Can't finish it. The words are right there and I can't make them come out.

Laine doesn't make me. She pulls back just enough to take my hand and lead me inside. The door clicks shut behind us.

The apartment is dim. One lamp in the corner. Smells like her — that vanilla candle she always has going, something floral from her shampoo.

"Sit," she says, gentle, guiding me to her couch. "I'll make tea."

"You don't have to —"

"I want to."

She disappears into the kitchen. Water running. Cabinet doors. The soft beep of the microwave. Normal sounds. Ordinary sounds. They pin me to something real.

When she comes back with two mugs, I'm sitting on her couch staring at my hands. They're shaking. I don't know when that started.

She sets the mugs on the coffee table and settles beside me. Not across from me. Not at some careful, polite distance. Right next to me, her thigh pressed against mine. One hand on my knee.

This is what I needed. Not just connection. Not just touch. Laine. Specifically Laine.

"Tell me what happened," she says.

So I do. Tell her about Marcus. About finding him unconscious in his bathroom. About getting him stabilized and loaded into the rig. About the way he cried when he realized we'd saved him. How he kept saying he just wanted it to stop.

"What did you say to him?" Laine asks quietly.

"I tried everything. Told him I was military too, that I understood coming home was hard. Asked about his unit, his family. But he just kept saying 'you don't know, you don't know' over and over." I stare at my tea. It smells like flowers. "Maybe he was right. Maybe I don't know."

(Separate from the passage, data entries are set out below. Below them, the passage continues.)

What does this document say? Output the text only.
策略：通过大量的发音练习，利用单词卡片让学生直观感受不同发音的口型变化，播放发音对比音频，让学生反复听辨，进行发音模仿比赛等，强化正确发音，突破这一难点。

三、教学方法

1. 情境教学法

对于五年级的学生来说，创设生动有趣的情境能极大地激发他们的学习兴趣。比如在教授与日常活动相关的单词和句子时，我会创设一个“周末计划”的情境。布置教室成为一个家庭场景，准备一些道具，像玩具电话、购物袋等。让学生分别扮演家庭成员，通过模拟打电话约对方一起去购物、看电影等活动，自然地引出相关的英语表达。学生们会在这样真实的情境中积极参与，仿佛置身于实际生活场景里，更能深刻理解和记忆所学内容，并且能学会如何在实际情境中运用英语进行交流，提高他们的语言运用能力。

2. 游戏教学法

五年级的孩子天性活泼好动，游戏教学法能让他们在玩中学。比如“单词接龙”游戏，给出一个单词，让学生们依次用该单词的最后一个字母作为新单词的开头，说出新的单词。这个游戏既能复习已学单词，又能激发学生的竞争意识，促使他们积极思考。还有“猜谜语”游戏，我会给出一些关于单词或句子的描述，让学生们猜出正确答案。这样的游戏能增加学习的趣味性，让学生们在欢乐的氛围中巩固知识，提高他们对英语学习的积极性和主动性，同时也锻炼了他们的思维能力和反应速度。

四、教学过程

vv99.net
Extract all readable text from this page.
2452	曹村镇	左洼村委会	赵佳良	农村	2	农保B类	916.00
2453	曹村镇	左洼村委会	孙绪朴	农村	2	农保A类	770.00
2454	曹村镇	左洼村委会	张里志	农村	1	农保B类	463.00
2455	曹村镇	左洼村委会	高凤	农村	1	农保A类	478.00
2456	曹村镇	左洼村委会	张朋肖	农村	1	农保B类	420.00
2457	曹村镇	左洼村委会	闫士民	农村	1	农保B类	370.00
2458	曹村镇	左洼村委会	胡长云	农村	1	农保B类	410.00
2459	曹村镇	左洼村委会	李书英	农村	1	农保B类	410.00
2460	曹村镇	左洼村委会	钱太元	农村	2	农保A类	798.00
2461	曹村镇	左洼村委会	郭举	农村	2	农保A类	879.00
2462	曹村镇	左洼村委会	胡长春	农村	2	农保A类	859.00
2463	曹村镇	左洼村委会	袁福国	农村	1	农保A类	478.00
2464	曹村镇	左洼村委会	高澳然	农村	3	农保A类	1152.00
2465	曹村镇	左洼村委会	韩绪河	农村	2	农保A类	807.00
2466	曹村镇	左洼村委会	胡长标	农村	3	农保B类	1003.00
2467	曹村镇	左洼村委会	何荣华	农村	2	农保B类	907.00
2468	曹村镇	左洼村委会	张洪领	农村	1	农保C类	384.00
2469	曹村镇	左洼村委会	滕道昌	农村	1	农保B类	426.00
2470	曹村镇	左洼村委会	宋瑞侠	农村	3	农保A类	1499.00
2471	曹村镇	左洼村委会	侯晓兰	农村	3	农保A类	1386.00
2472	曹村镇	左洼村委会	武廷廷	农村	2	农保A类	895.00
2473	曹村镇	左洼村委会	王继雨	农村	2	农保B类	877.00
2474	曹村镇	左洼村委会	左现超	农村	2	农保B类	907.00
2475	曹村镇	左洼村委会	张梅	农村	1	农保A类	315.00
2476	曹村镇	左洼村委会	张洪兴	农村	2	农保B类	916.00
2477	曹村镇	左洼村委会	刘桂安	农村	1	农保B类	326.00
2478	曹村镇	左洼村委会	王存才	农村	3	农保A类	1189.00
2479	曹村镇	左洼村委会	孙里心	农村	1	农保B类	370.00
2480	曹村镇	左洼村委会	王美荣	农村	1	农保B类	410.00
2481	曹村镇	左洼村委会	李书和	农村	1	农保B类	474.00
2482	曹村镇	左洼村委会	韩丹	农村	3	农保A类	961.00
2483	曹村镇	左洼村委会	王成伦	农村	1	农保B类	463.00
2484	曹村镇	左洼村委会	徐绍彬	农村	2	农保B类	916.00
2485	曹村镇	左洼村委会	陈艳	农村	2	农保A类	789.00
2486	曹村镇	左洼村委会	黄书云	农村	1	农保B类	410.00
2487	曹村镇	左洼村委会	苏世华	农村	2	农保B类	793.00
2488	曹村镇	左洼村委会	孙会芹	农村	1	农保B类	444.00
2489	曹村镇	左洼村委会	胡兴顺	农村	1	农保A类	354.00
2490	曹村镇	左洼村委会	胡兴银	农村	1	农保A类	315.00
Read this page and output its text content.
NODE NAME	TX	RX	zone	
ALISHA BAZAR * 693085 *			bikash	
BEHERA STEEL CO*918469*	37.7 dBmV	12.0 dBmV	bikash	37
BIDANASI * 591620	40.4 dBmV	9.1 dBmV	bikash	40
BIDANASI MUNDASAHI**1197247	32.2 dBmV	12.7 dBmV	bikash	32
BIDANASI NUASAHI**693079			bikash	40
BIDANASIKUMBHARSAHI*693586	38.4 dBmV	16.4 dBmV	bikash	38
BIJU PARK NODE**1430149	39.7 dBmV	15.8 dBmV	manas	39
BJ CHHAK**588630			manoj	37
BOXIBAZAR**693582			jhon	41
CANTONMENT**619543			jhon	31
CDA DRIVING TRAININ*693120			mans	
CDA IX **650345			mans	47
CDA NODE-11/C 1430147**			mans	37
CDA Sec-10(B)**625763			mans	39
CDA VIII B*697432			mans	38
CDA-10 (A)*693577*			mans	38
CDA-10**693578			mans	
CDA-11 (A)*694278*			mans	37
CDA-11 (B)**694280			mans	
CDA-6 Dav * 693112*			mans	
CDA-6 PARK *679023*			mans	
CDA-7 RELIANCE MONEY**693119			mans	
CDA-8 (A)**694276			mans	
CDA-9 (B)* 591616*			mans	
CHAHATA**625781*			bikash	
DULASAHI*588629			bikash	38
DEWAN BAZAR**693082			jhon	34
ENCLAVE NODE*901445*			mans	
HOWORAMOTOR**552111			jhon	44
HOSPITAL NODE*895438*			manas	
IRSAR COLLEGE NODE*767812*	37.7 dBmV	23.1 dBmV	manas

Her hand moves from my knee to my arm, thumb stroking slowly.

"What don't you know?"

"How to live with it. How to come home and pretend everything's normal when you've seen..." I trail off.

"When you've seen what?"

"Too much death. Too much waste." The words feel thick in my throat. "At least Marcus made it home to fall apart. My brother never got that chance."

Laine shifts closer on the couch, her hand finding mine. "Tell me about Jared."